22 Feb 2018

Florida survivors' gun control rally draws thousands

11:29 am on 22 February 2018

US students have organised a rally at Florida's state capital after lawmakers voted not to consider banning some assault weapons following a school shooting there that left 17 people dead.

Thousands of Florida students walked out of their classrooms on Wednesday morning in solidarity with survivors of the attack at Marjory Stoneman Douglas High School in Parkland a week ago, when 17 people were killed.

It is the first organised protest of the youth-led anti-gun movement that has swept the US since the attack. Many had boarded buses from across the state or marched to the state capital building in Tallahassee to demand tougher gun controls.

One student, Delaney Tarr, said she was disappointed in meetings with lawmakers, who "danced around" their questions on gun control.

"We came here prepared, and we are going to come to every single meeting with every single legislator prepared. We know what we want. We want gun reform. We want common sense gun laws," she said.

Students chanted "protect our kids" and carried banners with the words "never again" emblazoned across them as they protested outside the capitol. The teenagers were also joined by students from two universities in Florida.

Students from Marjory Stoneman Douglas High School and supporters rally at Florida's Capitol in Tallahassee on Wednesday.

Students from Marjory Stoneman Douglas High School and supporters rally at Florida's Capitol in Tallahassee on Wednesday. Photo: AFP / Crowdspark / Jeremy Countryman

"Today instead of returning to our studies, instead of preparing for exams and instead of grieving for dead classmates and teachers, we are out here advocating for a change," Florida survivor Florence Yared said.

"The AR-15 is not a self-defence weapon. it is rightly called an assault weapon. Assault. Think about this word," she told the crowd.

"I am not trying to take away your second-amendment right. Nor am I trying to eliminate all guns. But we cannot protect our guns before we protect our children."

Student Sofie Whitney pleaded with lawmakers to take action.

"Help us so children don't fear for going to school. Help us so mass shootings aren't inevitable. Help us so our children and our grandchildren after that don't have to march for their lives.

"Help us for our fallen 17 brothers and sisters. Help us so no one else dies."

Some students had arrived on Tuesday as the state legislature rejected a ban on assault rifles like the one used in the attack.

They split into several groups to discuss how to prevent gun violence and mental health issues with lawmakers.

Students' Never Again movement: Supporters and opponents

The Never Again movement has drawn support from celebrities such as George and Amal Clooney, Steven Spielberg and Oprah Winfrey, who have donated hundreds of thousands of dollars to help fund a planned march on gun control in Washington on 24 March.

When pressed on gun control, state Senate President Joe Negron said "that's an issue that we're reviewing".

President Donald Trump hosted students and teachers at the White House on Wednesday for a "listening session" on gun control.

One student, Sam Zeif said he was on the second floor of the school during the shooting.

"I lost my best friend... I don't understand why I can still go into a store and buy a weapon of war," he said.

The meeting comes a day after he backed a move to ban devices that can enable rifles to shoot hundreds of rounds a minute.

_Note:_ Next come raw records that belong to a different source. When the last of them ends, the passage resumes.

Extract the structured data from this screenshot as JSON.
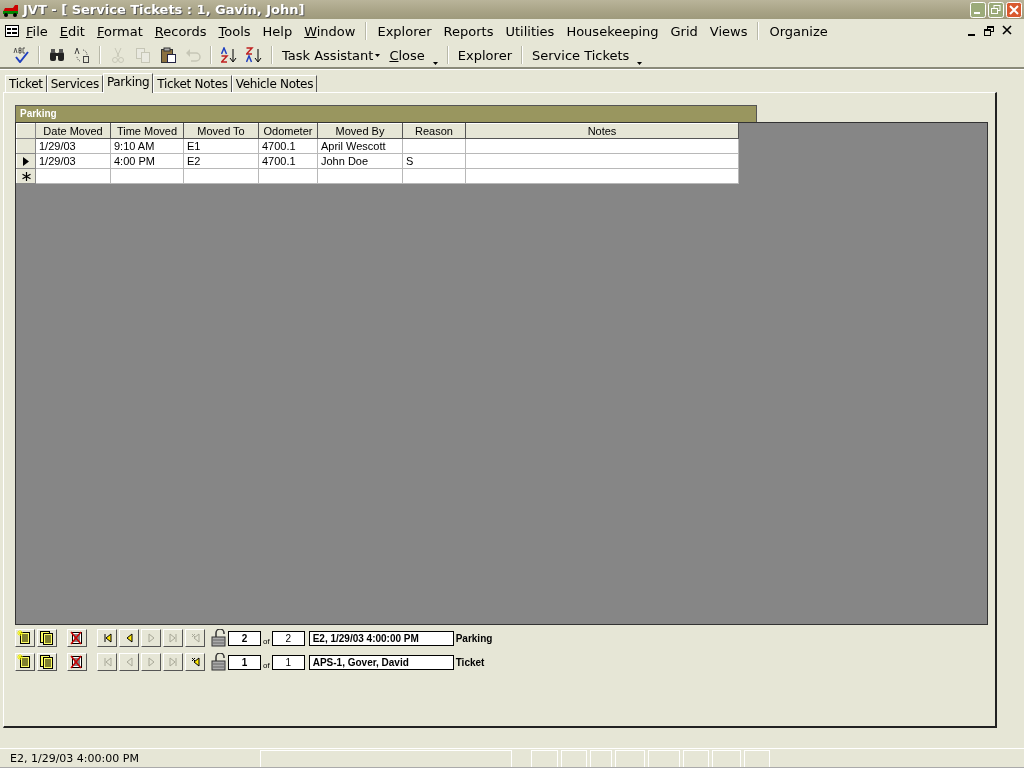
{
  "window": {
    "title": "JVT - [ Service Tickets : 1, Gavin, John]"
  },
  "menu_groups": [
    [
      {
        "label": "File",
        "underlined": true
      },
      {
        "label": "Edit",
        "underlined": true
      },
      {
        "label": "Format",
        "underlined": true
      },
      {
        "label": "Records",
        "underlined": true
      },
      {
        "label": "Tools",
        "underlined": true
      },
      {
        "label": "Help",
        "underlined": false
      },
      {
        "label": "Window",
        "underlined": true
      }
    ],
    [
      {
        "label": "Explorer",
        "underlined": false
      },
      {
        "label": "Reports",
        "underlined": false
      },
      {
        "label": "Utilities",
        "underlined": false
      },
      {
        "label": "Housekeeping",
        "underlined": false
      },
      {
        "label": "Grid",
        "underlined": false
      },
      {
        "label": "Views",
        "underlined": false
      }
    ],
    [
      {
        "label": "Organize",
        "underlined": false
      }
    ]
  ],
  "toolbar": [
    {
      "kind": "spell",
      "disabled": false
    },
    {
      "kind": "sep"
    },
    {
      "kind": "find",
      "disabled": false
    },
    {
      "kind": "replace",
      "disabled": false
    },
    {
      "kind": "sep"
    },
    {
      "kind": "cut",
      "disabled": true
    },
    {
      "kind": "copy",
      "disabled": true
    },
    {
      "kind": "paste",
      "disabled": false
    },
    {
      "kind": "undo",
      "disabled": true
    },
    {
      "kind": "sep"
    },
    {
      "kind": "sortasc",
      "disabled": false
    },
    {
      "kind": "sortdesc",
      "disabled": false
    },
    {
      "kind": "sep"
    },
    {
      "kind": "menubutton",
      "label": "Task Assistant",
      "underlined": false,
      "dropdown": true
    },
    {
      "kind": "text",
      "label": "Close",
      "underlined": true,
      "dropdown": true
    },
    {
      "kind": "sep"
    },
    {
      "kind": "text",
      "label": "Explorer",
      "underlined": false,
      "dropdown": false
    },
    {
      "kind": "sep"
    },
    {
      "kind": "text",
      "label": "Service Tickets",
      "underlined": false,
      "dropdown": true
    }
  ],
  "tabs": [
    {
      "label": "Ticket",
      "selected": false
    },
    {
      "label": "Services",
      "selected": false
    },
    {
      "label": "Parking",
      "selected": true
    },
    {
      "label": "Ticket Notes",
      "selected": false
    },
    {
      "label": "Vehicle Notes",
      "selected": false
    }
  ],
  "grid": {
    "title": "Parking",
    "columns": [
      "Date Moved",
      "Time Moved",
      "Moved To",
      "Odometer",
      "Moved By",
      "Reason",
      "Notes"
    ],
    "rows": [
      {
        "current": false,
        "cells": [
          "1/29/03",
          "9:10 AM",
          "E1",
          "4700.1",
          "April Wescott",
          "",
          ""
        ]
      },
      {
        "current": true,
        "cells": [
          "1/29/03",
          "4:00 PM",
          "E2",
          "4700.1",
          "John Doe",
          "S",
          ""
        ]
      }
    ],
    "new_record_row": true
  },
  "navigators": [
    {
      "record": "2",
      "of": "of",
      "total": "2",
      "description": "E2, 1/29/03 4:00:00 PM",
      "label": "Parking",
      "first_disabled": false,
      "prev_disabled": false,
      "next_disabled": true,
      "last_disabled": true,
      "new_disabled": true
    },
    {
      "record": "1",
      "of": "of",
      "total": "1",
      "description": "APS-1, Gover, David",
      "label": "Ticket",
      "first_disabled": true,
      "prev_disabled": true,
      "next_disabled": true,
      "last_disabled": true,
      "new_disabled": false
    }
  ],
  "status_bar": {
    "text": "E2, 1/29/03 4:00:00 PM"
  }
}
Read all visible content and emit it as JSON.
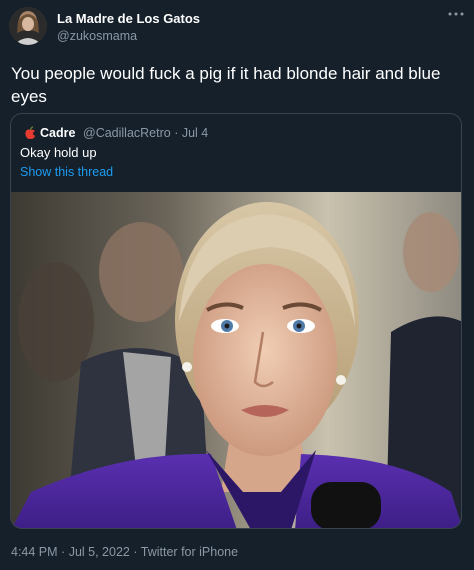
{
  "tweet": {
    "display_name": "La Madre de Los Gatos",
    "handle": "@zukosmama",
    "text": "You people would fuck a pig if it had blonde hair and blue eyes",
    "more_icon": "ellipsis-icon"
  },
  "quoted_tweet": {
    "display_name": "Cadre",
    "handle_and_date": "@CadillacRetro · Jul 4",
    "text": "Okay hold up",
    "show_thread": "Show this thread",
    "name_icon": "bitten-apple-icon",
    "media": "photo-of-woman-in-purple-blazer-at-hearing"
  },
  "footer": {
    "time": "4:44 PM",
    "date": "Jul 5, 2022",
    "client": "Twitter for iPhone",
    "separator": "·"
  },
  "colors": {
    "background": "#15202b",
    "secondary_text": "#8b98a5",
    "link": "#1d9bf0",
    "card_border": "#38444d"
  }
}
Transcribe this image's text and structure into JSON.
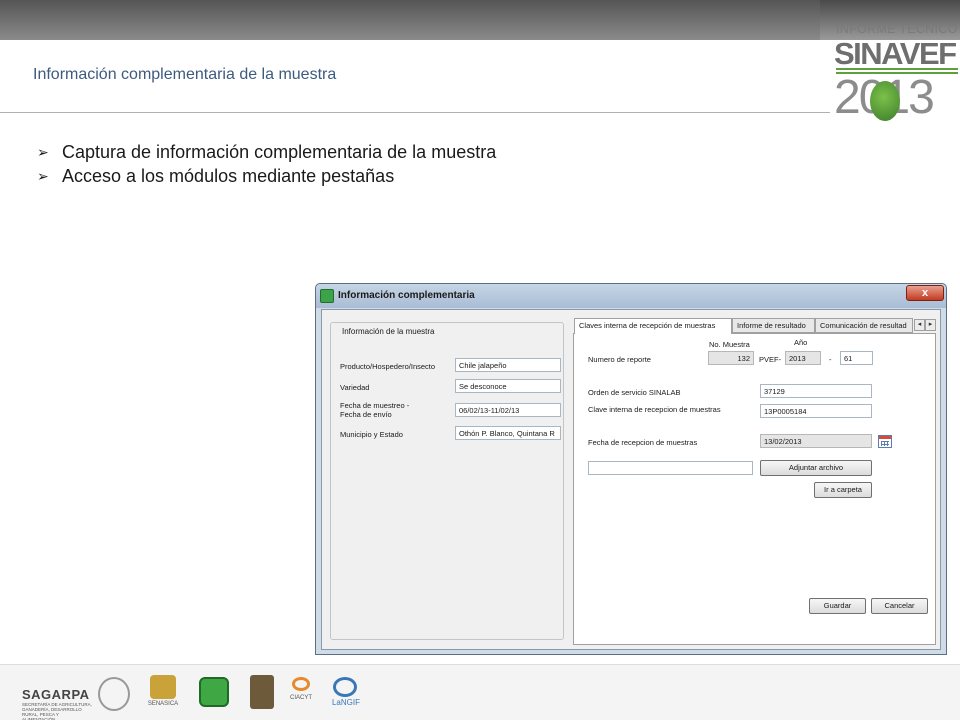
{
  "slide": {
    "title": "Información complementaria de la muestra",
    "brand_subtitle": "INFORME TECNICO",
    "brand_name": "SINAVEF",
    "brand_year": "2013",
    "bullets": [
      "Captura de información complementaria de la muestra",
      "Acceso a los módulos mediante pestañas"
    ]
  },
  "window": {
    "title": "Información complementaria",
    "close_label": "x"
  },
  "sample_info": {
    "group_title": "Información de la muestra",
    "product_label": "Producto/Hospedero/Insecto",
    "product_value": "Chile jalapeño",
    "variety_label": "Variedad",
    "variety_value": "Se desconoce",
    "dates_label_line1": "Fecha de muestreo -",
    "dates_label_line2": "Fecha de envío",
    "dates_value": "06/02/13-11/02/13",
    "municipality_label": "Municipio y Estado",
    "municipality_value": "Othón P. Blanco, Quintana R"
  },
  "tabs": [
    {
      "label": "Claves interna de recepción de muestras"
    },
    {
      "label": "Informe de resultado"
    },
    {
      "label": "Comunicación de resultad"
    }
  ],
  "tab_scroll": {
    "left": "◂",
    "right": "▸"
  },
  "reception": {
    "sample_no_header": "No. Muestra",
    "year_header": "Año",
    "report_label": "Numero de reporte",
    "sample_no_value": "132",
    "prefix": "PVEF-",
    "year_value": "2013",
    "dash": "-",
    "report_seq": "61",
    "order_label": "Orden de servicio SINALAB",
    "order_value": "37129",
    "internal_key_label": "Clave interna de recepcion de muestras",
    "internal_key_value": "13P0005184",
    "reception_date_label": "Fecha de recepcion de muestras",
    "reception_date_value": "13/02/2013",
    "file_path_value": "",
    "attach_button": "Adjuntar archivo",
    "folder_button": "Ir a carpeta"
  },
  "actions": {
    "save": "Guardar",
    "cancel": "Cancelar"
  },
  "footer": {
    "sagarpa": "SAGARPA",
    "sagarpa_sub": "SECRETARÍA DE AGRICULTURA, GANADERÍA, DESARROLLO RURAL, PESCA Y ALIMENTACIÓN",
    "senasica": "SENASICA",
    "ciacyt": "CIACYT",
    "langif": "LaNGIF"
  },
  "colors": {
    "title_text": "#3d5a80",
    "brand_green": "#5f9f3e",
    "window_frame": "#cfdbe7",
    "close_button": "#c23b22"
  }
}
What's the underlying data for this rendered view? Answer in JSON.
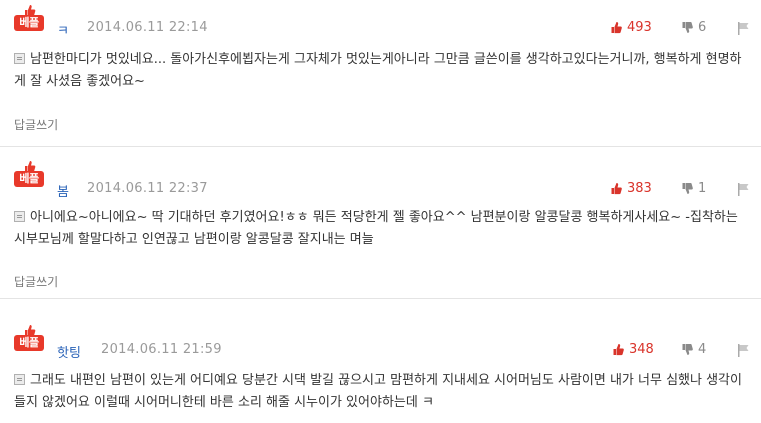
{
  "comments": [
    {
      "badge": "베플",
      "author": "ㅋ",
      "date": "2014.06.11 22:14",
      "likes": "493",
      "dislikes": "6",
      "text": "남편한마디가 멋있네요... 돌아가신후에뵙자는게 그자체가 멋있는게아니라 그만큼 글쓴이를 생각하고있다는거니까, 행복하게 현명하게 잘 사셨음 좋겠어요~",
      "reply_label": "답글쓰기"
    },
    {
      "badge": "베플",
      "author": "봄",
      "date": "2014.06.11 22:37",
      "likes": "383",
      "dislikes": "1",
      "text": "아니에요~아니에요~ 딱 기대하던 후기였어요!ㅎㅎ 뭐든 적당한게 젤 좋아요^^ 남편분이랑 알콩달콩 행복하게사세요~ -집착하는 시부모님께 할말다하고 인연끊고 남편이랑 알콩달콩 잘지내는 며늘",
      "reply_label": "답글쓰기"
    },
    {
      "badge": "베플",
      "author": "핫팅",
      "date": "2014.06.11 21:59",
      "likes": "348",
      "dislikes": "4",
      "text": "그래도 내편인 남편이 있는게 어디예요 당분간 시댁 발길 끊으시고 맘편하게 지내세요 시어머님도 사람이면 내가 너무 심했나 생각이 들지 않겠어요 이럴때 시어머니한테 바른 소리 해줄 시누이가 있어야하는데 ㅋ"
    }
  ],
  "colors": {
    "badge": "#e8392a",
    "author": "#2a63b8",
    "likes": "#d9342b",
    "date": "#9a9a9a"
  },
  "icons": {
    "badge": "thumbs-up-icon",
    "like": "thumbs-up-icon",
    "dislike": "thumbs-down-icon",
    "report": "report-flag-icon",
    "body": "document-icon"
  }
}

This bump-stock accessory was used by a gunman in Las Vegas to kill 58 concert-goers last year. More than 500 people were also injured in that attack, the worst ever mass shooting in the US by a lone gunman.

Previous efforts to introduce gun control measures in the wake of mass shootings in recent years have gone nowhere in the US Congress.

The National Rifle Association (NRA), a powerful gun rights lobby group, announced it would participate in a town hall meeting.

Other students across the US have also proposed other actions such as staging national school walk-outs. Dozens of high-school students staged a "lie-in" outside the White House on Monday and chanted "We want safe schools".

Current US gun laws and efforts to change them

United States President Donald Trump.

United States President Donald Trump. Photo: AFP / Chris Kleponis / CNP

Gun ownership is protected by the Second Amendment of the US Constitution.

Mr Trump has repeatedly emphasised the role of the shooter's mental health in the Florida attack, but last year he repealed an Obama-era rule that allowed certain people who receive mental health-related benefits to be entered into a criminal database.

Under federal law, people must be at least 21 years old to purchase a handgun, but only need be 18 to buy a rifle, including assault rifles, or a shotgun. The White House signalled on Tuesday it was considering raising the minimum age for AR-15-type assault rifles.

Individual states can also use their own laws to regulate the use of firearms by providing further restrictions or making them more lenient.

On Tuesday, Florida's Republican-controlled state house of representatives rejected a Democratic motion to ban assault weapons and large-capacity magazines. It is considering a package of more limited gun restrictions, but it only has until 9 March to act before its current session ends.

During this session, the state legislature has already approved two bills that would provide broader access to guns. But there are signs of change - since last week's attack state Senator Bill Galvano has called for the age limit for purchasing assault rifles to be raised from 18 to 21.